The REST API is built using Express. The code can be found in the backend directory. When running Crossfeed locally, the REST API is served from the container crossfeed_backend_1. We use the following technologies on the backend:

• Express
• TypeScript
• Serverless Framework
• TypeORM

Directory structure

The src folder contains all the code for the REST API. Most endpoints are located within the src/api directories, while database models are in the src/models directory.

Most endpoints have tests, which are located in the test directory.

The serverless.yml file contains configuration for REST API deployment. The REST API is deployed as a single lambda function that serves multiple routes through API Gateway and Express.

Configuration

To configure properties for the REST API, you can modify environment variables in .env in the root directory.

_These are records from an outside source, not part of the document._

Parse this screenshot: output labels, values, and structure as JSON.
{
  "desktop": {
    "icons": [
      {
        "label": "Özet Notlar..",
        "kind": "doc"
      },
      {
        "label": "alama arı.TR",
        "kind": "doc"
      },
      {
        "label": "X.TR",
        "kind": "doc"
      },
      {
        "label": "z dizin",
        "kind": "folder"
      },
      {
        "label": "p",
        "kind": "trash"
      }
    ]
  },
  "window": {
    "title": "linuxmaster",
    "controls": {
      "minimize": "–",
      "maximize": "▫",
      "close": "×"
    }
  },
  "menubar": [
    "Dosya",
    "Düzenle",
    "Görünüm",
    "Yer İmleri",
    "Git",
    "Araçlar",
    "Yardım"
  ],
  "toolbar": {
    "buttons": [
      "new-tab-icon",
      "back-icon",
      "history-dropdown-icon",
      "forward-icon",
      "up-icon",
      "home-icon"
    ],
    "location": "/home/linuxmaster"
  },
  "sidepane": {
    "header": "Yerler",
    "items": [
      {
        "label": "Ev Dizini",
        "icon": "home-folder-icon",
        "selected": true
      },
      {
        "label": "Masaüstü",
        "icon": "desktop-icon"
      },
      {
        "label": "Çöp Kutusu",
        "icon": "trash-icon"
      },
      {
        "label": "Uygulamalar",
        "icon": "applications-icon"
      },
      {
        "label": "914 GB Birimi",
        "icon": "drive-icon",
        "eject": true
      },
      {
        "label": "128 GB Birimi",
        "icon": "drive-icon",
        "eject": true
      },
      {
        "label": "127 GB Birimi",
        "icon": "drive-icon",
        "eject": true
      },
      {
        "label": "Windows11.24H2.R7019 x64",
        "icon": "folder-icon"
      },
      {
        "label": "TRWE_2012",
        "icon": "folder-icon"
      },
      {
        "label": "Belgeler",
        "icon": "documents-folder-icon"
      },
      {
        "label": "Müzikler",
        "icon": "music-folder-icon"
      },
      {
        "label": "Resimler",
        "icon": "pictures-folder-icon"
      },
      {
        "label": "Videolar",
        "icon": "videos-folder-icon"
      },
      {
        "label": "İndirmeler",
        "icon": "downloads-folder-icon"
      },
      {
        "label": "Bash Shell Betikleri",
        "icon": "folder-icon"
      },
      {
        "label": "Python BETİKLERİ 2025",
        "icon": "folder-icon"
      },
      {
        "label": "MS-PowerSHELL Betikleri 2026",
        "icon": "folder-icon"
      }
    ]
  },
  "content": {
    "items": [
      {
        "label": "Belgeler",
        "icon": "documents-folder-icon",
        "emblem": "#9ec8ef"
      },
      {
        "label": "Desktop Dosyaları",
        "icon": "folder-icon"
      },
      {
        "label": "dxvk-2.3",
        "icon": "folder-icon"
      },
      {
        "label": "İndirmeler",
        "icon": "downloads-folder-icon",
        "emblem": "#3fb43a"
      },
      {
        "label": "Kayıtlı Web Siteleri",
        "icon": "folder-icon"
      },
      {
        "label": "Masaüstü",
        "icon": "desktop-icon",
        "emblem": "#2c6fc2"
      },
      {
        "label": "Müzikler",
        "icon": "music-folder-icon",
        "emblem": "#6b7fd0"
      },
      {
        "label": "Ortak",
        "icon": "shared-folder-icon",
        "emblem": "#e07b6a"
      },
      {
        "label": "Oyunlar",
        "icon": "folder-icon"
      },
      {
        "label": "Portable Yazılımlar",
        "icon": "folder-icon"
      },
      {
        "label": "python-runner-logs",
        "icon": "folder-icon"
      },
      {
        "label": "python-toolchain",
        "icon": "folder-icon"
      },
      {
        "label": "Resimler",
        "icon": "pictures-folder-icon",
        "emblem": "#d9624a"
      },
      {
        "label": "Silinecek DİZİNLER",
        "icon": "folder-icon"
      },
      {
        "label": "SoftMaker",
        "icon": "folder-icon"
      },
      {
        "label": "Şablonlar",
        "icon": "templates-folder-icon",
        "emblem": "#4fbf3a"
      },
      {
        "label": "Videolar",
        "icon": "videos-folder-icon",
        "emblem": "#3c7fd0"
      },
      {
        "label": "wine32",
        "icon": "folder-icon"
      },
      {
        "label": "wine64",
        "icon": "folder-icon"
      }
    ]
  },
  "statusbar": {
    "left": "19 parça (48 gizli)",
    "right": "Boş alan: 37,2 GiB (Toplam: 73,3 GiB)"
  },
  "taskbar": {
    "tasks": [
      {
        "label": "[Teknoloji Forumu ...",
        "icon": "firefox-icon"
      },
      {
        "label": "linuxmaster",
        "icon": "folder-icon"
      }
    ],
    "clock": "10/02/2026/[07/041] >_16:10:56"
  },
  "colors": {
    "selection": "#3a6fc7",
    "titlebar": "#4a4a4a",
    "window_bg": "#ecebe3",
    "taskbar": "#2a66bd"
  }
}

If you need to configure the REST API for deployment, you should update the env.yml file. You may also need to update parameters in AWS SSM, as several environment variables use values that are stored in SSM.

Authentication

Once a user logs in either with Cognito or login.gov, they call the /auth/callback on the REST API with their credential from either provider.

The REST API then verifies the credential and issues the user a JWT. The user uses this server-provided JWT to authenticate any future requests to the Crossfeed API by passing the JWT in the Authorization header.

One can also pass an API Key in the Authorization header when accessing the REST API programmatically. For more details, see API Reference.